Dieses Selbstbewusstsein rührt zum großen Teil daher, dass sich Keeling und sein Team bei der Entwicklung von Master of Orion nicht einfach unvorbereitet auf den Klassiker stürzen, sondern eng mit den Mitgliedern des Originalteams zusammenarbeiten, um die Atmosphäre und das Spielgefühl so nah wie möglich an den Vorgängern zu halten.
Gerade die Berater seien es jedoch immer wieder, betont er, die sich mehr Innovationen wünschten oder neue Ideen begeistert auffassten. Das betrifft vor allem den größten Unterschied zu den früheren Teilen: die pausierbaren Echtzeitschlachten.
Der Aufschrei war und ist groß, denn vor allem eingefleischte Fans vermissen die perfekt kontrollierbaren Rundenschlachten aus Master of Orion 2, in denen sich jedes Detail regeln ließ. Aber während Keeling zugibt, dass noch einige Arbeit in die Echtzeitschlachten gesteckt werden muss, verteidigt er die Entscheidung vehement.
Auf unsere Frage, ob nicht doch die Chance bestünde, die Rundentaktik zurückzubringen oder als Alternative freizuschalten, ernten wir deshalb ein klares Nein: »Wir haben Rundenschlachten ausprobiert und sie haben nicht funktioniert, waren nicht richtig balanciert.«
Wer zuerst am Zug sei, habe automatisch den Vorteil, außerdem transportierten die Rundengefechte nicht das nötige Maß an Unkontrollierbarkeit und Chaos, in das echte Konflikte unvermeidlich münden. Ein Anführer könne niemals alles kontrollieren und dieses Gefühl wolle man dem Spieler glaubhaft vermitteln.
An einer besseren KI und mehr taktischen Möglichkeiten führt trotzdem kein Weg vorbei, das wissen auch die Entwickler. Um mit dem rundenbasierten Hauptteil des Spiels mithalten zu können, brauchen die Schlachten aber noch jede Menge Politur.
Wie sieht's mit DLC-Inhalten aus?
Bislang sind keine DLCs für Master of Orion geplant. Ob das so bleibt, entscheiden letztlich aber nur der Erfolg des Spiels und die Nachfrage der Spieler. Chris Keeling könnte sich beispielsweise Story-DLCs vorstellen, die die aus dem ersten Serienteil bekannte Geschichte weiterspinnen.
Interstellare Baustellen
Viel zu tun gibt's auch an anderen Stellen, die dank Early Access direkt von den Spielern angesprochen werden können. In den ersten Tagen nach dem Start habe sich eine Liste mit über 400 Punkten ergeben, die noch zu beheben seien, ungefähr 70 bis 80 davon allein im Zusammenhang mit den Schlachten.

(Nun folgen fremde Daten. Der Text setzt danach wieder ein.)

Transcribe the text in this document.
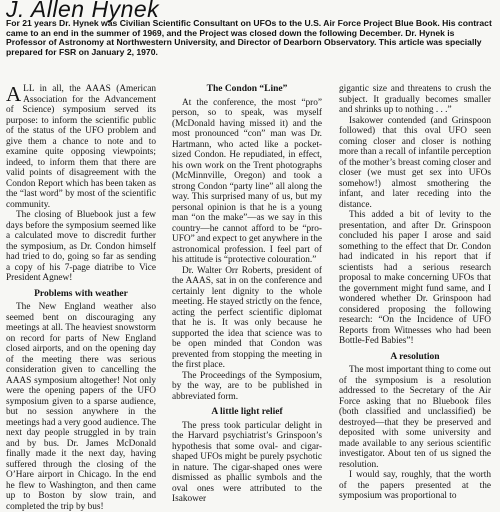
J. Allen Hynek
For 21 years Dr. Hynek was Civilian Scientific Consultant on UFOs to the U.S. Air Force Project Blue Book. His contract came to an end in the summer of 1969, and the Project was closed down the following December. Dr. Hynek is Professor of Astronomy at Northwestern University, and Director of Dearborn Observatory. This article was specially prepared for FSR on January 2, 1970.

ALL in all, the AAAS (American Association for the Advancement of Science) symposium served its purpose: to inform the scientific public of the status of the UFO problem and give them a chance to note and to examine quite opposing viewpoints; indeed, to inform them that there are valid points of disagreement with the Condon Report which has been taken as the “last word” by most of the scientific community.

The closing of Bluebook just a few days before the symposium seemed like a calculated move to discredit further the symposium, as Dr. Condon himself had tried to do, going so far as sending a copy of his 7-page diatribe to Vice President Agnew!

Problems with weather

The New England weather also seemed bent on discouraging any meetings at all. The heaviest snowstorm on record for parts of New England closed airports, and on the opening day of the meeting there was serious consideration given to cancelling the AAAS symposium altogether! Not only were the opening papers of the UFO symposium given to a sparse audience, but no session anywhere in the meetings had a very good audience. The next day people struggled in by train and by bus. Dr. James McDonald finally made it the next day, having suffered through the closing of the O’Hare airport in Chicago. In the end he flew to Washington, and then came up to Boston by slow train, and completed the trip by bus!

The Condon “Line”

At the conference, the most “pro” person, so to speak, was myself (McDonald having missed it) and the most pronounced “con” man was Dr. Hartmann, who acted like a pocket-sized Condon. He repudiated, in effect, his own work on the Trent photographs (McMinnville, Oregon) and took a strong Condon “party line” all along the way. This surprised many of us, but my personal opinion is that he is a young man “on the make”—as we say in this country—he cannot afford to be “pro-UFO” and expect to get anywhere in the astronomical profession. I feel part of his attitude is “protective colouration.”

Dr. Walter Orr Roberts, president of the AAAS, sat in on the conference and certainly lent dignity to the whole meeting. He stayed strictly on the fence, acting the perfect scientific diplomat that he is. It was only because he supported the idea that science was to be open minded that Condon was prevented from stopping the meeting in the first place.

The Proceedings of the Symposium, by the way, are to be published in abbreviated form.

A little light relief

The press took particular delight in the Harvard psychiatrist’s Grinspoon’s hypothesis that some oval- and cigar-shaped UFOs might be purely psychotic in nature. The cigar-shaped ones were dismissed as phallic symbols and the oval ones were attributed to the Isakower

gigantic size and threatens to crush the subject. It gradually becomes smaller and shrinks up to nothing . . .”

Isakower contended (and Grinspoon followed) that this oval UFO seen coming closer and closer is nothing more than a recall of infantile perception of the mother’s breast coming closer and closer (we must get sex into UFOs somehow!) almost smothering the infant, and later receding into the distance.

This added a bit of levity to the presentation, and after Dr. Grinspoon concluded his paper I arose and said something to the effect that Dr. Condon had indicated in his report that if scientists had a serious research proposal to make concerning UFOs that the government might fund same, and I wondered whether Dr. Grinspoon had considered proposing the following research: “On the Incidence of UFO Reports from Witnesses who had been Bottle-Fed Babies”!

A resolution

The most important thing to come out of the symposium is a resolution addressed to the Secretary of the Air Force asking that no Bluebook files (both classified and unclassified) be destroyed—that they be preserved and deposited with some university and made available to any serious scientific investigator. About ten of us signed the resolution.

I would say, roughly, that the worth of the papers presented at the symposium was proportional to
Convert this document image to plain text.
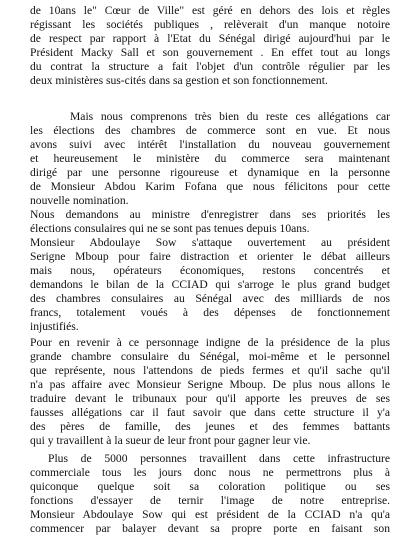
de 10ans le" Cœur de Ville" est géré en dehors des lois et règles
régissant les sociétés publiques , relèverait d'un manque notoire
de respect par rapport à l'Etat du Sénégal dirigé aujourd'hui par le
Président Macky Sall et son gouvernement . En effet tout au longs
du contrat la structure a fait l'objet d'un contrôle régulier par les
deux ministères sus-cités dans sa gestion et son fonctionnement.
Mais nous comprenons très bien du reste ces allégations car
les élections des chambres de commerce sont en vue. Et nous
avons suivi avec intérêt l'installation du nouveau gouvernement
et heureusement le ministère du commerce sera maintenant
dirigé par une personne rigoureuse et dynamique en la personne
de Monsieur Abdou Karim Fofana que nous félicitons pour cette
nouvelle nomination.
Nous demandons au ministre d'enregistrer dans ses priorités les
élections consulaires qui ne se sont pas tenues depuis 10ans.
Monsieur Abdoulaye Sow s'attaque ouvertement au président
Serigne Mboup pour faire distraction et orienter le débat ailleurs
mais nous, opérateurs économiques, restons concentrés et
demandons le bilan de la CCIAD qui s'arroge le plus grand budget
des chambres consulaires au Sénégal avec des milliards de nos
francs, totalement voués à des dépenses de fonctionnement
injustifiés.
Pour en revenir à ce personnage indigne de la présidence de la plus
grande chambre consulaire du Sénégal, moi-même et le personnel
que représente, nous l'attendons de pieds fermes et qu'il sache qu'il
n'a pas affaire avec Monsieur Serigne Mboup. De plus nous allons le
traduire devant le tribunaux pour qu'il apporte les preuves de ses
fausses allégations car il faut savoir que dans cette structure il y'a
des pères de famille, des jeunes et des femmes battants
qui y travaillent à la sueur de leur front pour gagner leur vie.
Plus de 5000 personnes travaillent dans cette infrastructure
commerciale tous les jours donc nous ne permettrons plus à
quiconque quelque soit sa coloration politique ou ses
fonctions d'essayer de ternir l'image de notre entreprise.
Monsieur Abdoulaye Sow qui est président de la CCIAD n'a qu'a
commencer par balayer devant sa propre porte en faisant son
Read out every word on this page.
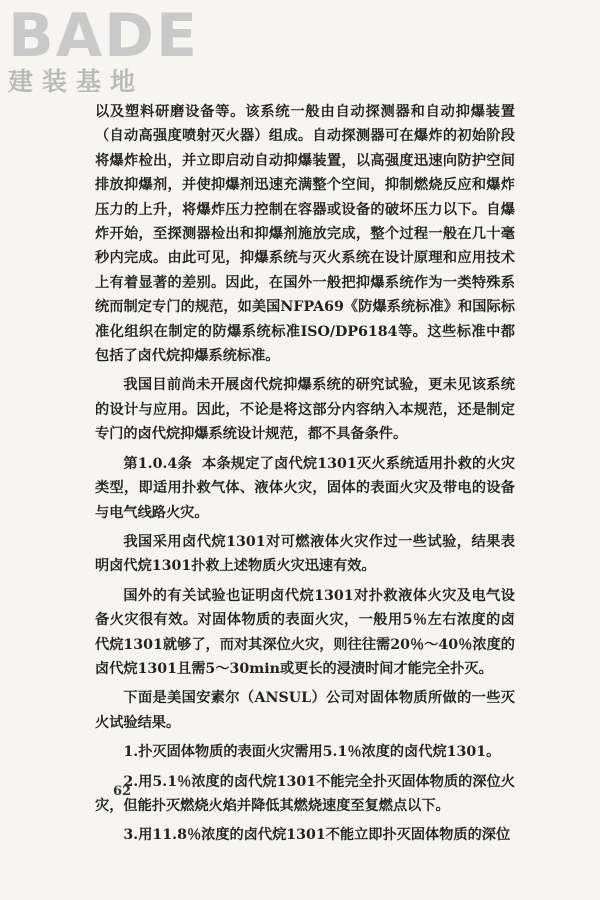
BADE
建装基地

以及塑料研磨设备等。该系统一般由自动探测器和自动抑爆装置（自动高强度喷射灭火器）组成。自动探测器可在爆炸的初始阶段将爆炸检出，并立即启动自动抑爆装置，以高强度迅速向防护空间排放抑爆剂，并使抑爆剂迅速充满整个空间，抑制燃烧反应和爆炸压力的上升，将爆炸压力控制在容器或设备的破坏压力以下。自爆炸开始，至探测器检出和抑爆剂施放完成，整个过程一般在几十毫秒内完成。由此可见，抑爆系统与灭火系统在设计原理和应用技术上有着显著的差别。因此，在国外一般把抑爆系统作为一类特殊系统而制定专门的规范，如美国NFPA69《防爆系统标准》和国际标准化组织在制定的防爆系统标准ISO/DP6184等。这些标准中都包括了卤代烷抑爆系统标准。

我国目前尚未开展卤代烷抑爆系统的研究试验，更未见该系统的设计与应用。因此，不论是将这部分内容纳入本规范，还是制定专门的卤代烷抑爆系统设计规范，都不具备条件。

第1.0.4条 本条规定了卤代烷1301灭火系统适用扑救的火灾类型，即适用扑救气体、液体火灾，固体的表面火灾及带电的设备与电气线路火灾。

我国采用卤代烷1301对可燃液体火灾作过一些试验，结果表明卤代烷1301扑救上述物质火灾迅速有效。

国外的有关试验也证明卤代烷1301对扑救液体火灾及电气设备火灾很有效。对固体物质的表面火灾，一般用5％左右浓度的卤代烷1301就够了，而对其深位火灾，则往往需20％～40％浓度的卤代烷1301且需5～30min或更长的浸渍时间才能完全扑灭。

下面是美国安素尔（ANSUL）公司对固体物质所做的一些灭火试验结果。

1.扑灭固体物质的表面火灾需用5.1％浓度的卤代烷1301。

2.用5.1％浓度的卤代烷1301不能完全扑灭固体物质的深位火灾，但能扑灭燃烧火焰并降低其燃烧速度至复燃点以下。

3.用11.8％浓度的卤代烷1301不能立即扑灭固体物质的深位

62
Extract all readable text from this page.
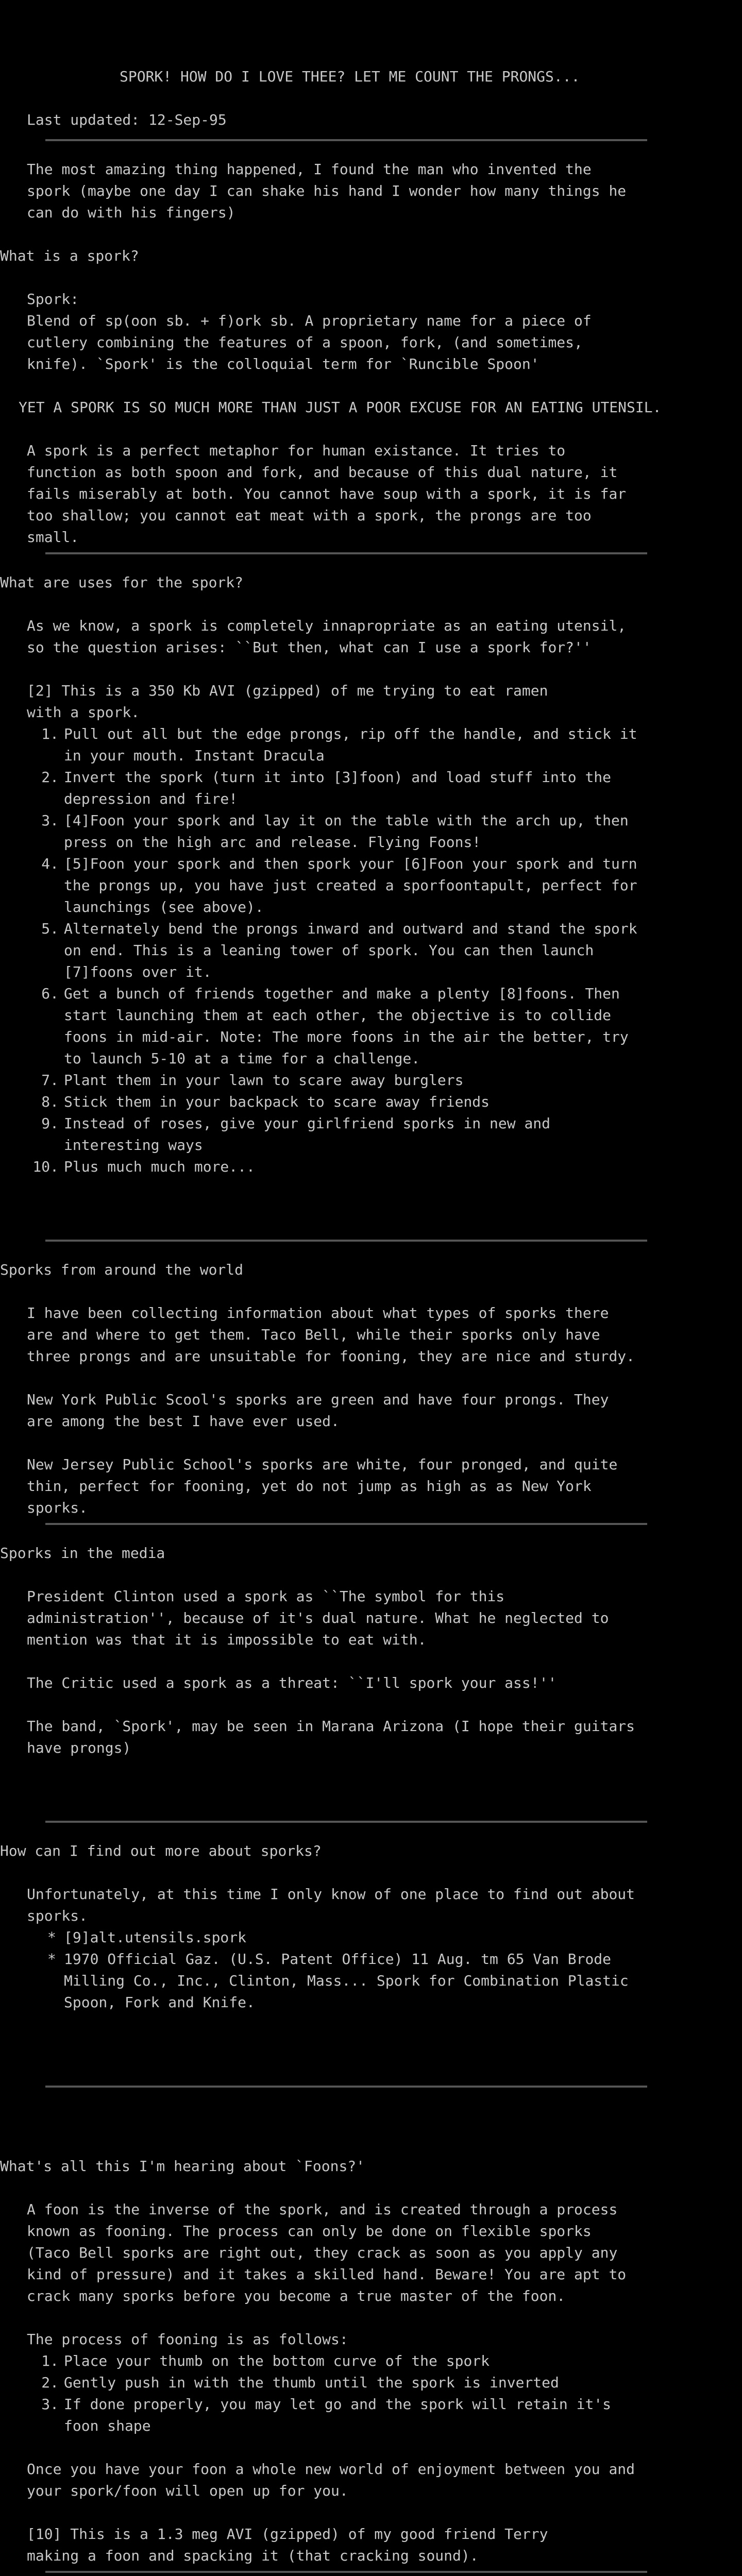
SPORK! HOW DO I LOVE THEE? LET ME COUNT THE PRONGS...
Last updated: 12-Sep-95
The most amazing thing happened, I found the man who invented the
spork (maybe one day I can shake his hand I wonder how many things he
can do with his fingers)
What is a spork?
Spork:
Blend of sp(oon sb. + f)ork sb. A proprietary name for a piece of
cutlery combining the features of a spoon, fork, (and sometimes,
knife). `Spork' is the colloquial term for `Runcible Spoon'
YET A SPORK IS SO MUCH MORE THAN JUST A POOR EXCUSE FOR AN EATING UTENSIL.
A spork is a perfect metaphor for human existance. It tries to
function as both spoon and fork, and because of this dual nature, it
fails miserably at both. You cannot have soup with a spork, it is far
too shallow; you cannot eat meat with a spork, the prongs are too
small.
What are uses for the spork?
As we know, a spork is completely innapropriate as an eating utensil,
so the question arises: ``But then, what can I use a spork for?''
[2] This is a 350 Kb AVI (gzipped) of me trying to eat ramen
with a spork.
1. Pull out all but the edge prongs, rip off the handle, and stick it
in your mouth. Instant Dracula
2. Invert the spork (turn it into [3]foon) and load stuff into the
depression and fire!
3. [4]Foon your spork and lay it on the table with the arch up, then
press on the high arc and release. Flying Foons!
4. [5]Foon your spork and then spork your [6]Foon your spork and turn
the prongs up, you have just created a sporfoontapult, perfect for
launchings (see above).
5. Alternately bend the prongs inward and outward and stand the spork
on end. This is a leaning tower of spork. You can then launch
[7]foons over it.
6. Get a bunch of friends together and make a plenty [8]foons. Then
start launching them at each other, the objective is to collide
foons in mid-air. Note: The more foons in the air the better, try
to launch 5-10 at a time for a challenge.
7. Plant them in your lawn to scare away burglers
8. Stick them in your backpack to scare away friends
9. Instead of roses, give your girlfriend sporks in new and
interesting ways
10. Plus much much more...
Sporks from around the world
I have been collecting information about what types of sporks there
are and where to get them. Taco Bell, while their sporks only have
three prongs and are unsuitable for fooning, they are nice and sturdy.
New York Public Scool's sporks are green and have four prongs. They
are among the best I have ever used.
New Jersey Public School's sporks are white, four pronged, and quite
thin, perfect for fooning, yet do not jump as high as as New York
sporks.
Sporks in the media
President Clinton used a spork as ``The symbol for this
administration'', because of it's dual nature. What he neglected to
mention was that it is impossible to eat with.
The Critic used a spork as a threat: ``I'll spork your ass!''
The band, `Spork', may be seen in Marana Arizona (I hope their guitars
have prongs)
How can I find out more about sporks?
Unfortunately, at this time I only know of one place to find out about
sporks.
• * [9]alt.utensils.spork
• * 1970 Official Gaz. (U.S. Patent Office) 11 Aug. tm 65 Van Brode
Milling Co., Inc., Clinton, Mass... Spork for Combination Plastic
Spoon, Fork and Knife.
What's all this I'm hearing about `Foons?'
A foon is the inverse of the spork, and is created through a process
known as fooning. The process can only be done on flexible sporks
(Taco Bell sporks are right out, they crack as soon as you apply any
kind of pressure) and it takes a skilled hand. Beware! You are apt to
crack many sporks before you become a true master of the foon.
The process of fooning is as follows:
1. Place your thumb on the bottom curve of the spork
2. Gently push in with the thumb until the spork is inverted
3. If done properly, you may let go and the spork will retain it's
foon shape
Once you have your foon a whole new world of enjoyment between you and
your spork/foon will open up for you.
[10] This is a 1.3 meg AVI (gzipped) of my good friend Terry
making a foon and spacking it (that cracking sound).
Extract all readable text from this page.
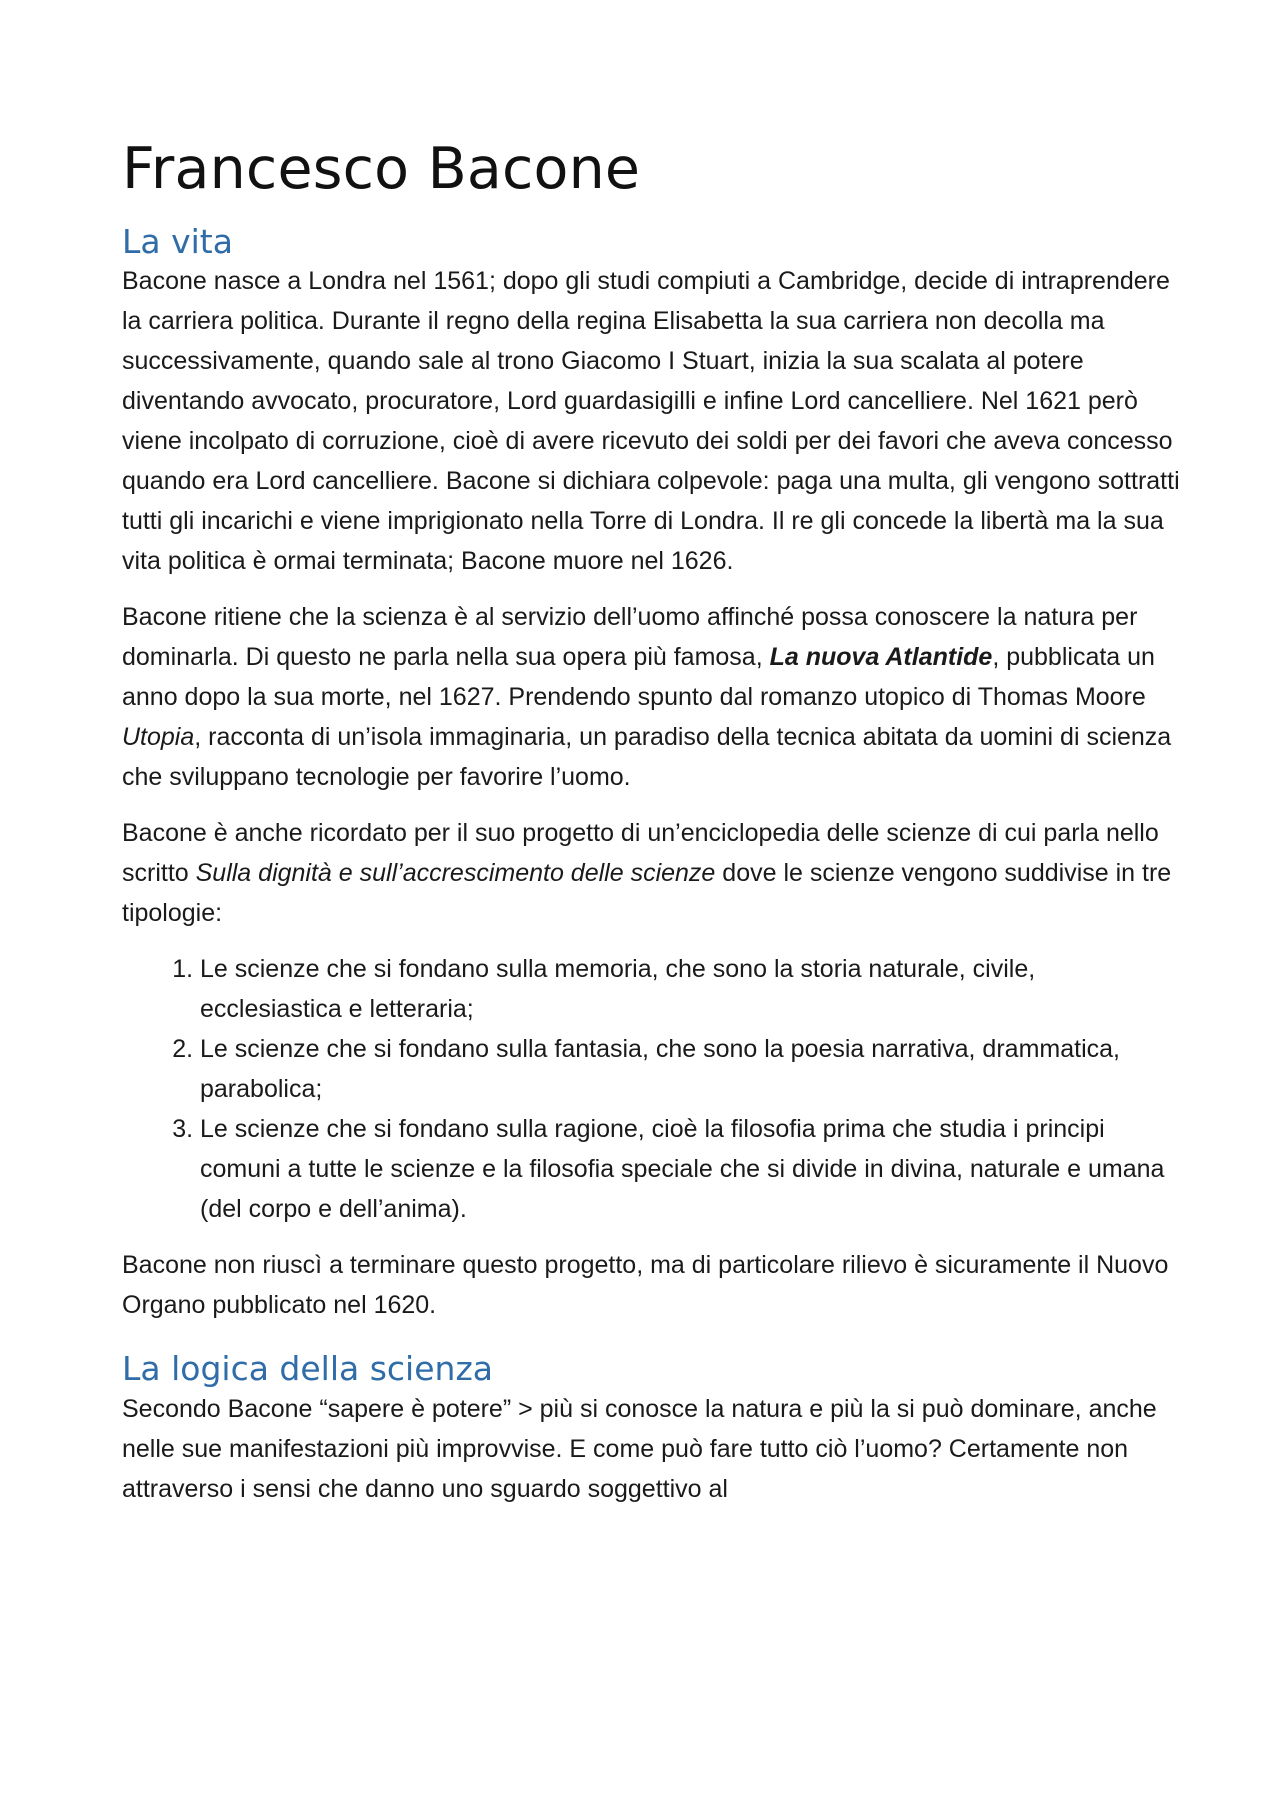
Francesco Bacone
La vita

Bacone nasce a Londra nel 1561; dopo gli studi compiuti a Cambridge, decide di intraprendere la carriera politica. Durante il regno della regina Elisabetta la sua carriera non decolla ma successivamente, quando sale al trono Giacomo I Stuart, inizia la sua scalata al potere diventando avvocato, procuratore, Lord guardasigilli e infine Lord cancelliere. Nel 1621 però viene incolpato di corruzione, cioè di avere ricevuto dei soldi per dei favori che aveva concesso quando era Lord cancelliere. Bacone si dichiara colpevole: paga una multa, gli vengono sottratti tutti gli incarichi e viene imprigionato nella Torre di Londra. Il re gli concede la libertà ma la sua vita politica è ormai terminata; Bacone muore nel 1626.

Bacone ritiene che la scienza è al servizio dell’uomo affinché possa conoscere la natura per dominarla. Di questo ne parla nella sua opera più famosa, La nuova Atlantide, pubblicata un anno dopo la sua morte, nel 1627. Prendendo spunto dal romanzo utopico di Thomas Moore Utopia, racconta di un’isola immaginaria, un paradiso della tecnica abitata da uomini di scienza che sviluppano tecnologie per favorire l’uomo.

Bacone è anche ricordato per il suo progetto di un’enciclopedia delle scienze di cui parla nello scritto Sulla dignità e sull’accrescimento delle scienze dove le scienze vengono suddivise in tre tipologie:

1. Le scienze che si fondano sulla memoria, che sono la storia naturale, civile, ecclesiastica e letteraria;
2. Le scienze che si fondano sulla fantasia, che sono la poesia narrativa, drammatica, parabolica;
3. Le scienze che si fondano sulla ragione, cioè la filosofia prima che studia i principi comuni a tutte le scienze e la filosofia speciale che si divide in divina, naturale e umana (del corpo e dell’anima).

Bacone non riuscì a terminare questo progetto, ma di particolare rilievo è sicuramente il Nuovo Organo pubblicato nel 1620.

La logica della scienza

Secondo Bacone “sapere è potere” > più si conosce la natura e più la si può dominare, anche nelle sue manifestazioni più improvvise. E come può fare tutto ciò l’uomo? Certamente non attraverso i sensi che danno uno sguardo soggettivo al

Auch das Schiffsdesign wird noch überarbeitet, um den Spieler schneller und besser anzuzeigen, welche Konstruktionen funktionieren und welche nicht. Gut so, denn ohne das Feedback basteln wir blind drauflos und merken erst in der Schlacht, dass wir vielleicht gerade Credits in die Entwicklung eines besseren Weltraumtraktors gesteckt haben!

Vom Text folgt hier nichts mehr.